Whoever Emily is — if she ever even existed — the character inspired one of Pink Floyd’s definitive Barrett-era songs: “See Emily Play” remains a densely layered psych-pop anthem with a winding vocal melody, loads of Richard Wright keyboards (Farfisa organ, tack piano, electric harpsichord) and a buzzing slide guitar effect achieved through unclear means. (Legend has it that Barrett used either a ruler or Zippo lighter to create similar sounds onstage.)
Watch Pink Floyd’s ‘See Emily Play’ Video
In its infancy, “See Emily Play” was titled “Games for May,” sharing a name with their May 1967 show at London’s Queen Elizabeth Hall. It was an appropriate event to showcase the new piece, as Pink Floyd unveiled a crude — yet incredibly trippy — form of quadrophonic sound. But the band rechristened the track for their stand-alone second single, issued three months after their first, “Arnold Layne.”
“We recorded it at Sound Techniques in Chelsea and the song sounded great,” drummer Nick Mason told Rock Cellar Magazine in 2020. “The studio engineer, John Wood, was really good so we very quickly loved the sound of it, but the interesting thing was that … once we’d gone home, [producer Joe Boyd] then went and did that sort of double-speed piano thing in the middle of it. And so, funnily enough, in a way, we were slightly outside having total control of it.

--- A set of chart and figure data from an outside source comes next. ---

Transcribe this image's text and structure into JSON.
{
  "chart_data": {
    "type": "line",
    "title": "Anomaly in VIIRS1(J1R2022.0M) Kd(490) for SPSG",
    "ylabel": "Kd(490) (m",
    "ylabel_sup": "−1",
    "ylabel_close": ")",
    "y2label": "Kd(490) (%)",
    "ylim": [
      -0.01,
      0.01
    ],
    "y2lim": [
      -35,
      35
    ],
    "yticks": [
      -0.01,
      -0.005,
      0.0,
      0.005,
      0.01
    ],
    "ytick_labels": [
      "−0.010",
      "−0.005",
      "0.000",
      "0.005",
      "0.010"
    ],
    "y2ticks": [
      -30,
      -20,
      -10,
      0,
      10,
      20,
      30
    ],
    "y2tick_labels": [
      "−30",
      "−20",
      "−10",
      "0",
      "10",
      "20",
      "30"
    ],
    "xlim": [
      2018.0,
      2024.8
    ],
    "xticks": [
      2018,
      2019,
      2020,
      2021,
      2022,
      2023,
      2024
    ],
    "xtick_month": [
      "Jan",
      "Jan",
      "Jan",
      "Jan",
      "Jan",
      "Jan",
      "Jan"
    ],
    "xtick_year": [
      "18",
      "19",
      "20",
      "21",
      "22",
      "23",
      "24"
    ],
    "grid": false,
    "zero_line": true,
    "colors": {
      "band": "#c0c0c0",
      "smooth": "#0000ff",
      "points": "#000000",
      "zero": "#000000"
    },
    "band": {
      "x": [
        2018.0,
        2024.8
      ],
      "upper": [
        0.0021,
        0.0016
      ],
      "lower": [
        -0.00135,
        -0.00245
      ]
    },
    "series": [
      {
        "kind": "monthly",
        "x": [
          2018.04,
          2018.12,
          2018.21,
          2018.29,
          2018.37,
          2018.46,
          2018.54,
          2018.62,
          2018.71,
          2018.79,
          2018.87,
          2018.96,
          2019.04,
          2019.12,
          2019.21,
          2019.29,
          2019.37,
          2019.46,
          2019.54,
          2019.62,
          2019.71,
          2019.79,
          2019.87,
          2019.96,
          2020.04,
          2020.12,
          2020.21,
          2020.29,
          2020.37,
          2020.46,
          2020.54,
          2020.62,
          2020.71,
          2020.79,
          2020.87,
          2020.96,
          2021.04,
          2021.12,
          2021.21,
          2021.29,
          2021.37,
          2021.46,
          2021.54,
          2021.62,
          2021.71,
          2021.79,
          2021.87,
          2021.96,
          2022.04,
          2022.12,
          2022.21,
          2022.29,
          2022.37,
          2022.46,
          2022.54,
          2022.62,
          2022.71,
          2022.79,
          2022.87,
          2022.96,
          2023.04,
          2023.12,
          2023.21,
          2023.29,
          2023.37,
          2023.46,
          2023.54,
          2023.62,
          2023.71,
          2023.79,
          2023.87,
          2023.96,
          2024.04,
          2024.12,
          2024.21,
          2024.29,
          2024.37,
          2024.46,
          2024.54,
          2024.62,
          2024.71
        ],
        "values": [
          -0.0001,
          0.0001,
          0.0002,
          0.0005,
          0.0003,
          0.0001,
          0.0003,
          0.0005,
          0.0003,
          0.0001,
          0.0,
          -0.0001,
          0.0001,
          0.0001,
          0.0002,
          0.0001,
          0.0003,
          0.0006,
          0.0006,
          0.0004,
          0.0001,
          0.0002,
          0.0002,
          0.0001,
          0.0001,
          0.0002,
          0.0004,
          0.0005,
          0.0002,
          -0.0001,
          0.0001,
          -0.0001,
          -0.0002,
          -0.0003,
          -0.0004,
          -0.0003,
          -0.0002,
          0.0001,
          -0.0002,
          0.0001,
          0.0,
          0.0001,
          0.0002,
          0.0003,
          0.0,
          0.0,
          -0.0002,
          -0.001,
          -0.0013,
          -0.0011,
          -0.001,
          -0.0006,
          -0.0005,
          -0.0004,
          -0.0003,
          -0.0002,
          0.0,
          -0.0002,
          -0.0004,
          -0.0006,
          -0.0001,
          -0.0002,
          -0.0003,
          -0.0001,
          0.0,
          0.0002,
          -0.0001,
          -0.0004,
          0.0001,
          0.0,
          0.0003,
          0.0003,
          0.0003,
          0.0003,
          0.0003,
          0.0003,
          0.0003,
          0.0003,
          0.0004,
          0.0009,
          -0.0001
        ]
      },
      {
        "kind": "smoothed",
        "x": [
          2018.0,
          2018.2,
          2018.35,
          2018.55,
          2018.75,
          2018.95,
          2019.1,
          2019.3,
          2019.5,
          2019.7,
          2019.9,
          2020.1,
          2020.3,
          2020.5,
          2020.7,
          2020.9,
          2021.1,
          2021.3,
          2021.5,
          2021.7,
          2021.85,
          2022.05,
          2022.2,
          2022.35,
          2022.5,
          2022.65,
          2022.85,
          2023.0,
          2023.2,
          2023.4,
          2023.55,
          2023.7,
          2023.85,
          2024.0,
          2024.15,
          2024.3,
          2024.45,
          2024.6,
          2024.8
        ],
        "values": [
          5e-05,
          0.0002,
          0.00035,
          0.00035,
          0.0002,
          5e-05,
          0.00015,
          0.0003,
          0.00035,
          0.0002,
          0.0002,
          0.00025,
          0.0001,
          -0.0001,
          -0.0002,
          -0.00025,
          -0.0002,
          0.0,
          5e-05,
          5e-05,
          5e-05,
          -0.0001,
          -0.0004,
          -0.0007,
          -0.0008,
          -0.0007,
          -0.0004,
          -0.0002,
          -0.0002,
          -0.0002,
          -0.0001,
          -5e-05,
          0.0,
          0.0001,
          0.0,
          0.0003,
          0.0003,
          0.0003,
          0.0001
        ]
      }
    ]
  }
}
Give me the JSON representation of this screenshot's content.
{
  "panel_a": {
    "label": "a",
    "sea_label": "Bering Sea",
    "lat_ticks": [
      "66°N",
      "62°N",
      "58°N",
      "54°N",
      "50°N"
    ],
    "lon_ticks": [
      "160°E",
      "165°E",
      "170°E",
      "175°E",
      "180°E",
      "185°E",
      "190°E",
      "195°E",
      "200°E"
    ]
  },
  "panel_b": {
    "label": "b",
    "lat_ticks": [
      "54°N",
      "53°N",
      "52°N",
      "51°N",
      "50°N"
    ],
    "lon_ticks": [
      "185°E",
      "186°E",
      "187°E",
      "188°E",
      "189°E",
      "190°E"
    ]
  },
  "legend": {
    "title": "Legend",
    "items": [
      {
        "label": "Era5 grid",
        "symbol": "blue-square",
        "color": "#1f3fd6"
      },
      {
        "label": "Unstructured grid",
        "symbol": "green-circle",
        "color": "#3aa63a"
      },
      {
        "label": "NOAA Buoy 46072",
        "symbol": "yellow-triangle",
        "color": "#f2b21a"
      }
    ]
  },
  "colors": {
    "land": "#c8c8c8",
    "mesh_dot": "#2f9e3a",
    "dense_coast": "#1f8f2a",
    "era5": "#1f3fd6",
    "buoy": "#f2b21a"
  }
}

I mean, I’ve no complaints about it.”
Sadly, this wild studio experiment didn’t make the U.K. edition of Pink Floyd’s first album, The Piper at the Gates of Dawn, but the appetizer release still paid dividends: “See Emily Play” became Pink Floyd’s first U.K. Top 10 hit, setting the table for one of rock’s game-changing debuts.
And in the decades since, the song’s wide-eyed mysteries have only grown more fascinating.